Microcosm: E. coli and the New Science of Life
by DISCOVER contributor Carl Zimmer (Pantheon Books, $25.95) just went on sale this Tuesday, May 6.
E. coli makes me sick. And that’s not all it does. The minuscule, cigar-shaped bacterium can survive on a diet of TNT. It can band into factions and wage war—complete with chemical weapons and suicide bombers—against its enemies. It can be used to build a camera or be fashioned into a microscopic factory that churns out drugs and maybe even biofuels. And it bears a striking resemblance to the Internet.

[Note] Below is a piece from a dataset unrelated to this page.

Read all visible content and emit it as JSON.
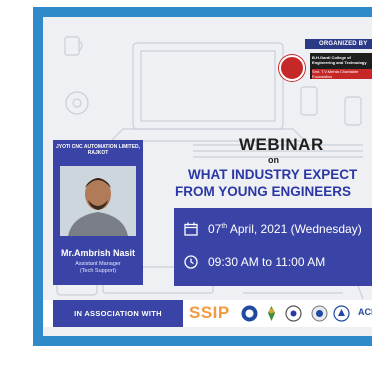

The microbe, notorious for its disease-causing variants that sometimes hitch rides on spinach leaves and undercooked hamburger meat, is actually an integral part of intestinal ecology. Harmless versions of E. coli swarm by the trillion in every healthy human’s gut and can outnumber a newborn’s own cells by ten to one. Doctors have even been known to inoculate premature infants with protective strains to ward off infection by pathogens.
Scientists may understand E. coli better than any other critter on the planet. Experiments on it have illustrated what genes are made of, confirmed Darwinian evolution, and helped sequence the human genome. With Microcosm, this award-winning science writer has turned out an illuminating biography of one of biology’s most influential—and underappreciated—players.